Hard money lenders offer significantly higher interest rates than traditional lenders and require borrowers to use the property as collateral to secure the loan.

It’s important to note that these loans usually come with short repayment terms, as short as 1-3 years. The lender may require a more significant down payment to offset their risk. Lenders may be reluctant to lend on a property if they don’t believe it will produce enough income for them to recoup their investment quickly.

Cash-Out Refinance

Some investors opt for creative financing options to finance their second home mortgage. Cash-out refinancing is a popular option that allows you to borrow against the equity in your existing property and use it as a down payment on your new vacation rental property.

Similarly, a Home Equity Line of Credit (HELOC) is a loan in which the lender agrees to lend a maximum amount of money over an agreed time, allowing borrowers to access funds as needed. This home loan can be used when purchasing a second home using the equity in the primary residence. The interest rates can be negotiated depending on your creditworthiness but are likely higher than conventional loans.

Private Lender

Private money lenders come from a source you know that may be willing to invest in the vacation rental with you. These could be family, friends, fellow investors, or other people you have a relationship with. These individuals lend their money to investors and usually do not require perfect credit.

Although interest rates may be higher than what a traditional lender would offer, private lenders can be more flexible regarding repayment schedules while providing quick access to capital.

401K Loans

You can borrow up to 50% (or $50,000) of your retirement savings without paying any taxes or penalties. Borrowers will pay interest on whatever amount they withdraw. Still, on the upside, that interest goes back into the 401k and not a mortgage lender.

Although this can be a great way to access funds quickly, it’s essential to consider the long-term impact of taking out a loan from your retirement savings.

What to Keep in Mind

Research your options and keep an open mind. Take some time to explore what financing would work best for you. Look at local lenders, big institutions, and online opportunities to see what might be the best fit for your future investment. Compare your loan options and understand what each one will mean for you regarding repayment schedules, interest rates, and other essential factors for running a short-term rental.

Financing takes time, but you’ll want to move fast once you source a good investment deal. If you use a conventional lender, 401k, or hard money source, get ready with a pre-approval. Having money at the ready gives you an advantage over other buyers. 

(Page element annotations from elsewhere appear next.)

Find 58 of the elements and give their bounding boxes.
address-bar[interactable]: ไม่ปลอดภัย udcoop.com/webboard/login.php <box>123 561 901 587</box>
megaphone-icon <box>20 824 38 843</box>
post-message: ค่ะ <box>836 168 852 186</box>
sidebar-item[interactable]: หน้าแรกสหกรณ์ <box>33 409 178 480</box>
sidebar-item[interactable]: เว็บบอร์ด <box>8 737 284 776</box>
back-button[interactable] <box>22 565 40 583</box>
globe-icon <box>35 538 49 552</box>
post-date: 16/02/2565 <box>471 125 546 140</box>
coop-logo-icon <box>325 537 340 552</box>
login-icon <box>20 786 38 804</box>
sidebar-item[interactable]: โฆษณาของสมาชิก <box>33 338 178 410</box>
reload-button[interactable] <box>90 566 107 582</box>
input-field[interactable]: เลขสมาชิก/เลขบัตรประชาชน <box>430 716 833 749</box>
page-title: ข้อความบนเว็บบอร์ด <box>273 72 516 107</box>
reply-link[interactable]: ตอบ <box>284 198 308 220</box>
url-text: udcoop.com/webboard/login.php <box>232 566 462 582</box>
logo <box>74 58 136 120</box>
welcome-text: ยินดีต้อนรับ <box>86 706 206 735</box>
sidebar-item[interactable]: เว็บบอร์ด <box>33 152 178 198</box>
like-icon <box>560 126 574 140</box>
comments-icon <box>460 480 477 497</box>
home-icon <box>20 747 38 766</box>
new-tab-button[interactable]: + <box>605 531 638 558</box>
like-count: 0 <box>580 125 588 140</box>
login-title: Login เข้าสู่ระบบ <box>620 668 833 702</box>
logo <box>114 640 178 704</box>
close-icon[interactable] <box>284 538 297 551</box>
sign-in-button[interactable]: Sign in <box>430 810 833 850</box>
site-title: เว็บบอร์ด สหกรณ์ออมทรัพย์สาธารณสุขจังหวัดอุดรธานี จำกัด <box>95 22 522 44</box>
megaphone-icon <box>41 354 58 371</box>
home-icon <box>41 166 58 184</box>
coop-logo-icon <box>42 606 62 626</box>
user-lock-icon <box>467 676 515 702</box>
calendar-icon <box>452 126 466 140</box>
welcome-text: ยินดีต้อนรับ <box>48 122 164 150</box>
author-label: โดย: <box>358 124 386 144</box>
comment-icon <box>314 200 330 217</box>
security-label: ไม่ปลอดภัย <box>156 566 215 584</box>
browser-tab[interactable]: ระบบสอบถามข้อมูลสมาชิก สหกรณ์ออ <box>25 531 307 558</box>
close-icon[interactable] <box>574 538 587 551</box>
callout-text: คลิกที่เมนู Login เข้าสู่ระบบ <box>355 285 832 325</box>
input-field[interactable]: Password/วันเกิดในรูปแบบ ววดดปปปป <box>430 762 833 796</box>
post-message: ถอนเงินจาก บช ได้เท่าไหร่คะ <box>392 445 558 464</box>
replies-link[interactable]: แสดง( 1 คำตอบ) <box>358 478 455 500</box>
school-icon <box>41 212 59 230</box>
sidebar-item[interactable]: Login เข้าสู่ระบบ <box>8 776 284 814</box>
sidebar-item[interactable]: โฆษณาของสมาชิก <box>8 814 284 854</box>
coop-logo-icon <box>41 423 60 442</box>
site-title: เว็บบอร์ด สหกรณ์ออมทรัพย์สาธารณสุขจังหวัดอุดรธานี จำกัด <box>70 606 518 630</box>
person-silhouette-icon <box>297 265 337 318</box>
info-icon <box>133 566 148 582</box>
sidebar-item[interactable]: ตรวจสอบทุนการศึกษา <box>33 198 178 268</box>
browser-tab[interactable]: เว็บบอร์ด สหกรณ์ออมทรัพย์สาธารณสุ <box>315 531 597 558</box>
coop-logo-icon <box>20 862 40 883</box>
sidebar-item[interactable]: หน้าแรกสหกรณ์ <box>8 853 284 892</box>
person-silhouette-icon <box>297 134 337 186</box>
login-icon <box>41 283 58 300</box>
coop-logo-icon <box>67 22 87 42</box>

Finding Your Second Home Financing Options

Regardless of your financing route, assessing your risk tolerance and comparing different loan options is essential. Remember to factor rental income into the equation when calculating returns to ensure you make a sound investment decision. Think like a real estate investor to maximize your chances of a successful vacation rental business.


The opinions expressed in this article are for general informational purposes only and are not intended to provide specific advice or recommendations for any individual or on any specific security or investment product. The views reflected in the commentary are subject to change at any time without notice.